HEFFNER: Yeah, but that’s the new, new journalism, isn’t it? Covering all the sins and omissions and the crimes and the frauds?

ELLIOT: Well, as long as they don’t submit that story for a Pulitzer Prize next year, that’ll be okay.

HEFFNER: They may.

ELLIOT: I think that the best first story on this whole thing that I read was in The Wall Street Journal. And The Wall Street Journal used a team of reporters. They did an extraordinarily capable job of rounding up all of the information, all the angles of the story. They probably had half a dozen or more people working on it. And then they got somebody to take this pile of research and put it together into a cohesive whole. And it ran three long, four long columns in The Wall Street Journal. A wonderful job, I think.

HEFFNER: I guess what I really meant was whether the cynicism that you talked about before surfaced as journalism was covering journalism.

ELLIOT: Well, I think that there’s a lot of sour grapes around. I think that people have tended to look at the Pulitzer Prize process as a kind of a secret working of some inner Sanhedrin or something like that. And over the last few years the Pulitzer Prize board – I’ve only been on it for three years – but shortly before I arrived, reforms were put into effect to remove some of the secrecy and some of the suspicion that seemed to have surrounded it. But I think that there is still a view out there that there’s a kind of clubbiness at work and that it’s a certain group of eastern establishment types who decide to give prizes to eastern establishment papers, which is not in fact true, but I think that image…Now, I think that there are certain processes that probably ought to be changed. I think for instance the Pulitzer board has tended to be a little cavalier in its treatment of juries. And I think that when the decision was made to move the Janet Cook piece from category A to Category C, somebody should have called up the head of the juries of both A and C and said, “Hey, this is what we’re doing. We want to keep you informed”. Somebody has suggested that the chairman of the juries should attend the deliberations of the Pulitzer board. I think that’s a pretty good idea. So that they’re there while the board is meeting, reviewing the work of the juries.

HEFFNER: You know, let me ask you this question. We have just two minutes left. You’re the Dean of the Graduate School of Journalism at Columbia. A funny, strange, weird question.

ELLIOT: I thought you were going to say it’s a funny, strange, weird job, but go ahead. (Laughter)

HEFFNER: Well, it may be. You have to be the one to comment on that.

Are journalists made or born?

ELLIOT: I think mostly born. And one can certainly teach certain techniques and certain tricks of the craft, but if you don’t have that inner fire, that fire in the belly that I referred to earlier, if you don’t have that insatiable curiosity, if you don’t have that desire to get thoughts out of people’s minds and onto the printed page, and off the printed page into other people’s minds, you can’t be taught all those things.

HEFFNER: Okay, now, now Pollyanna qualities about this.

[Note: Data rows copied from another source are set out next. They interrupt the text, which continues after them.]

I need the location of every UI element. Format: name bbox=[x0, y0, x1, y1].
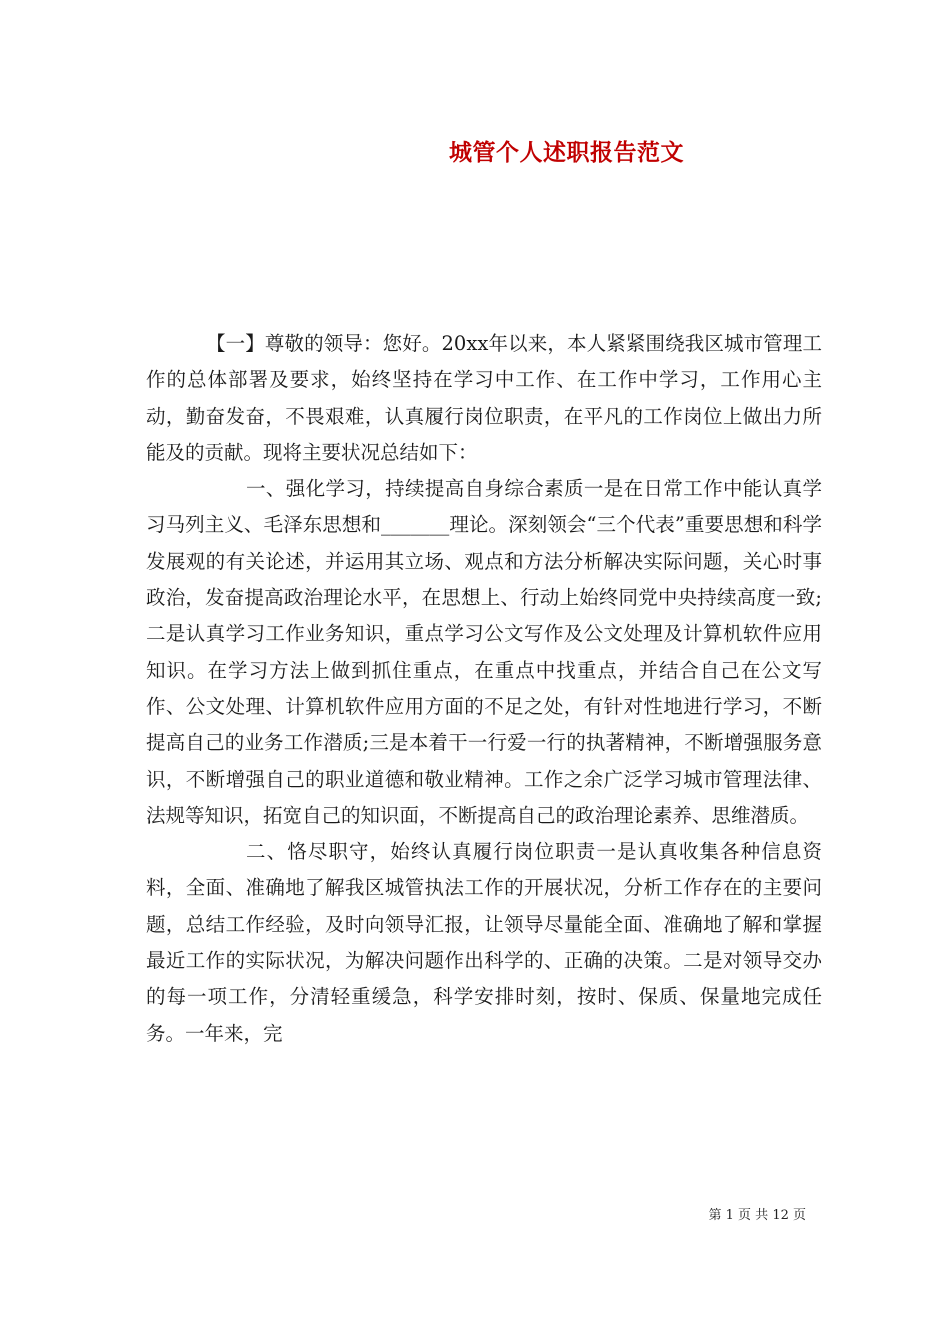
document-body bbox=[146, 326, 822, 1052]
document-title: 城管个人述职报告范文 bbox=[449, 139, 684, 166]
paragraph-section-1: 一、强化学习，持续提高自身综合素质一是在日常工作中能认真学习马列主义、毛泽东思想和_______理论。深刻领会“三个代表”重要思想和科学发展观的有关论述，并运用其立场、观点和方法分析解决实际问题，关心时事政治，发奋提高政治理论水平，在思想上、行动上始终同党中央持续高度一致;二是认真学习工作业务知识，重点学习公文写作及公文处理及计算机软件应用知识。在学习方法上做到抓住重点，在重点中找重点，并结合自己在公文写作、公文处理、计算机软件应用方面的不足之处，有针对性地进行学习，不断提高自己的业务工作潜质;三是本着干一行爱一行的执著精神，不断增强服务意识，不断增强自己的职业道德和敬业精神。工作之余广泛学习城市管理法律、法规等知识，拓宽自己的知识面，不断提高自己的政治理论素养、思维潜质。 bbox=[146, 477, 822, 827]
paragraph-section-2: 二、恪尽职守，始终认真履行岗位职责一是认真收集各种信息资料，全面、准确地了解我区城管执法工作的开展状况，分析工作存在的主要问题，总结工作经验，及时向领导汇报，让领导尽量能全面、准确地了解和掌握最近工作的实际状况，为解决问题作出科学的、正确的决策。二是对领导交办的每一项工作，分清轻重缓急，科学安排时刻，按时、保质、保量地完成任务。一年来，完 bbox=[146, 840, 822, 1045]
paragraph-intro: 【一】尊敬的领导：您好。20xx年以来，本人紧紧围绕我区城市管理工作的总体部署及要求，始终坚持在学习中工作、在工作中学习，工作用心主动，勤奋发奋，不畏艰难，认真履行岗位职责，在平凡的工作岗位上做出力所能及的贡献。现将主要状况总结如下： bbox=[146, 332, 822, 464]
page-number: 第 1 页 共 12 页 bbox=[708, 1208, 806, 1223]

Do you feel – and we’ll just keep it between us – is it going up or is it going down?

ELLIOT: What? Journalism?

HEFFNER: The quality of…

ELLIOT: Oh, I think the…

HEFFNER: Will it go up? Will it go down?

ELLIOT: I think over the years that I’ve been in journalism – which I regret to say number about 31 now – there’s no question that the quality of journalism has improved in this country. And I’m talking about print and broadcast alike.

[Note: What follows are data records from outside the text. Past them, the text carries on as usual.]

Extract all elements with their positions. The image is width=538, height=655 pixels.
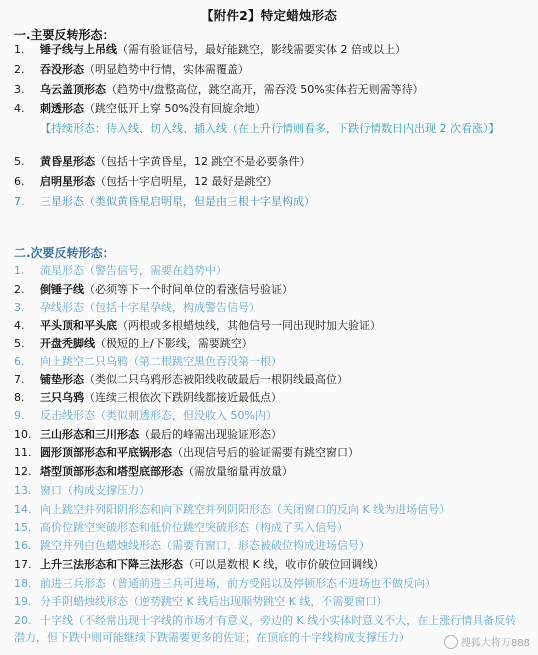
pattern-description: （包括十字黄昏星，12 跳空不是必要条件） bbox=[95, 155, 311, 168]
pattern-description: （关闭窗口的反向 K 线为进场信号） bbox=[271, 503, 451, 516]
pattern-description: （类似刺透形态，但没收入 50%内） bbox=[95, 409, 277, 422]
pattern-name: 开盘秃脚线 bbox=[40, 337, 95, 350]
list-item-number: 20. bbox=[14, 614, 32, 627]
list-item-number: 18. bbox=[14, 577, 32, 590]
pattern-name: 流星形态 bbox=[40, 264, 84, 277]
list-item-number: 11. bbox=[14, 446, 32, 459]
list-item-number: 7. bbox=[14, 373, 25, 386]
pattern-name: 孕线形态 bbox=[40, 301, 84, 314]
list-item bbox=[14, 318, 534, 334]
pattern-name: 乌云盖顶形态 bbox=[40, 83, 106, 96]
pattern-name: 启明星形态 bbox=[40, 175, 95, 188]
pattern-name: 塔型顶部形态和塔型底部形态 bbox=[40, 465, 183, 478]
pattern-name: 高价位跳空突破形态和低价位跳空突破形态 bbox=[40, 521, 249, 534]
list-item bbox=[14, 42, 534, 58]
pattern-name: 锤子线与上吊线 bbox=[40, 43, 117, 56]
pattern-description: （可以是数根 K 线，收市价破位回调线） bbox=[183, 558, 385, 571]
list-item-number: 14. bbox=[14, 503, 32, 516]
list-item bbox=[14, 502, 534, 518]
pattern-name: 平头顶和平头底 bbox=[40, 319, 117, 332]
list-item-number: 1. bbox=[14, 264, 25, 277]
list-item bbox=[14, 194, 534, 210]
continuation-note: 【持续形态：待入线、切入线、插入线（在上升行情则看多，下跌行情数日内出现 2 次看涨）】 bbox=[40, 122, 500, 135]
pattern-description: （连续三根依次下跌阴线都接近最低点） bbox=[84, 391, 282, 404]
pattern-description: （逆势跳空 K 线后出现顺势跳空 K 线，不需要窗口） bbox=[128, 595, 388, 608]
list-item-number: 3. bbox=[14, 301, 25, 314]
pattern-description: （趋势中/盘整高位，跳空高开，需吞没 50%实体若无则需等待） bbox=[106, 83, 424, 96]
list-item-number: 13. bbox=[14, 484, 32, 497]
pattern-description: （出现信号后的验证需要有跳空窗口） bbox=[172, 446, 359, 459]
list-item-number: 4. bbox=[14, 319, 25, 332]
list-item-number: 5. bbox=[14, 337, 25, 350]
pattern-description: （包括十字启明星，12 最好是跳空） bbox=[95, 175, 278, 188]
list-item-number: 7. bbox=[14, 195, 25, 208]
pattern-name: 向上跳空并列阳阴形态和向下跳空并列阴阳形态 bbox=[40, 503, 271, 516]
list-item-number: 4. bbox=[14, 102, 25, 115]
pattern-name: 跳空并列白色蜡烛线形态 bbox=[40, 539, 161, 552]
watermark-text: 搜狐大将万888 bbox=[460, 638, 530, 649]
list-item bbox=[14, 174, 534, 190]
list-item bbox=[14, 520, 534, 536]
list-item bbox=[14, 427, 534, 443]
pattern-description: （构成支撑压力） bbox=[62, 484, 150, 497]
page-title: 【附件2】特定蜡烛形态 bbox=[201, 8, 337, 23]
pattern-name: 十字线 bbox=[40, 614, 73, 627]
list-item bbox=[14, 154, 534, 170]
list-item bbox=[14, 101, 534, 117]
pattern-name: 倒锤子线 bbox=[40, 283, 84, 296]
pattern-name: 反击线形态 bbox=[40, 409, 95, 422]
list-item bbox=[14, 82, 534, 98]
pattern-name: 三只乌鸦 bbox=[40, 391, 84, 404]
pattern-name: 铺垫形态 bbox=[40, 373, 84, 386]
section-heading-main: 一.主要反转形态： bbox=[14, 28, 115, 42]
list-item bbox=[14, 263, 534, 279]
list-item bbox=[14, 576, 534, 592]
list-item-number: 1. bbox=[14, 43, 25, 56]
pattern-description: （类似二只乌鸦形态被阳线收破最后一根阴线最高位） bbox=[84, 373, 348, 386]
pattern-name: 向上跳空二只乌鸦 bbox=[40, 355, 128, 368]
pattern-name: 吞没形态 bbox=[40, 63, 84, 76]
pattern-description: （构成了买入信号） bbox=[249, 521, 348, 534]
list-item-number: 16. bbox=[14, 539, 32, 552]
list-item-number: 19. bbox=[14, 595, 32, 608]
pattern-name: 三山形态和三川形态 bbox=[40, 428, 139, 441]
pattern-description: （类似黄昏星启明星，但是由三根十字星构成） bbox=[84, 195, 315, 208]
list-item bbox=[14, 390, 534, 406]
list-item bbox=[14, 538, 534, 554]
list-item-number: 12. bbox=[14, 465, 32, 478]
pattern-description: （最后的峰需出现验证形态） bbox=[139, 428, 282, 441]
list-item-number: 15. bbox=[14, 521, 32, 534]
pattern-description: （需放量缩量再放量） bbox=[183, 465, 293, 478]
list-item bbox=[14, 372, 534, 388]
pattern-description: （警告信号，需要在趋势中） bbox=[84, 264, 227, 277]
watermark bbox=[444, 634, 530, 649]
list-item bbox=[14, 464, 534, 480]
list-item-number: 17. bbox=[14, 558, 32, 571]
pattern-name: 黄昏星形态 bbox=[40, 155, 95, 168]
pattern-name: 窗口 bbox=[40, 484, 62, 497]
pattern-name: 前进三兵形态 bbox=[40, 577, 106, 590]
section-heading-secondary: 二.次要反转形态： bbox=[14, 246, 115, 260]
pattern-description: （第二根跳空黑色吞没第一根） bbox=[128, 355, 282, 368]
pattern-description: （需要有窗口，形态被破位构成进场信号） bbox=[161, 539, 370, 552]
pattern-description: （两根或多根蜡烛线，其他信号一同出现时加大验证） bbox=[117, 319, 381, 332]
pattern-description: （包括十字星孕线，构成警告信号） bbox=[84, 301, 260, 314]
list-item bbox=[14, 354, 534, 370]
list-item bbox=[14, 594, 534, 610]
list-item-number: 10. bbox=[14, 428, 32, 441]
list-item bbox=[14, 282, 534, 298]
list-item-number: 6. bbox=[14, 175, 25, 188]
pattern-name: 三星形态 bbox=[40, 195, 84, 208]
pattern-description: （明显趋势中行情，实体需覆盖） bbox=[84, 63, 249, 76]
pattern-description: （不经常出现十字线的市场才有意义，旁边的 K 线小实体时意义不大，在上涨行情具备反转潜力，但下跌中则可能继续下跌需要更多的佐证；在顶底的十字线构成支撑压力） bbox=[14, 614, 517, 644]
list-item bbox=[14, 408, 534, 424]
list-item bbox=[14, 483, 534, 499]
list-item bbox=[14, 557, 534, 573]
pattern-description: （极短的上/下影线，需要跳空） bbox=[95, 337, 253, 350]
pattern-name: 上升三法形态和下降三法形态 bbox=[40, 558, 183, 571]
pattern-description: （普通前进三兵可进场，前方受阻以及停顿形态不进场也不做反向） bbox=[106, 577, 436, 590]
list-item bbox=[14, 300, 534, 316]
list-item-number: 3. bbox=[14, 83, 25, 96]
pattern-name: 分手阴蜡烛线形态 bbox=[40, 595, 128, 608]
list-item-number: 5. bbox=[14, 155, 25, 168]
pattern-name: 圆形顶部形态和平底锅形态 bbox=[40, 446, 172, 459]
list-item-number: 2. bbox=[14, 63, 25, 76]
list-item-number: 8. bbox=[14, 391, 25, 404]
pattern-name: 刺透形态 bbox=[40, 102, 84, 115]
pattern-description: （需有验证信号，最好能跳空，影线需要实体 2 倍或以上） bbox=[117, 43, 406, 56]
list-item bbox=[14, 445, 534, 461]
pattern-description: （必须等下一个时间单位的看涨信号验证） bbox=[84, 283, 293, 296]
list-item-number: 9. bbox=[14, 409, 25, 422]
pattern-description: （跳空低开上穿 50%没有回旋余地） bbox=[84, 102, 266, 115]
list-item bbox=[14, 62, 534, 78]
list-item bbox=[14, 336, 534, 352]
list-item-number: 2. bbox=[14, 283, 25, 296]
list-item-number: 6. bbox=[14, 355, 25, 368]
watermark-logo-icon bbox=[444, 635, 458, 649]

HEFFNER: And the future of that combination of fire in the belly and responsibility? What about that combination in the future?

ELLIOT: Judging from the students that I see coming into the school now, those qualities are still very much there.

HEFFNER: Well, I think that’s a very positive and a very good point at which we end this program. Thanks very much for joining me today, Dean Osborne Elliot. I’m glad for your frank talk about eh Pulitzer concerns, being called a fraud. I’m interested to know that you’re optimistic about your own profession.

ELLIOT: And concerned. (Laughter)

HEFFNER: Thank you very much for joining me today.

ELLIOT: Thank you.

HEFFNER: And thanks, too, to you in the audience. I hope that you will join us again here on THE OPEN MIND. Meanwhile, as an old friend used to say, “Good night, and good luck”.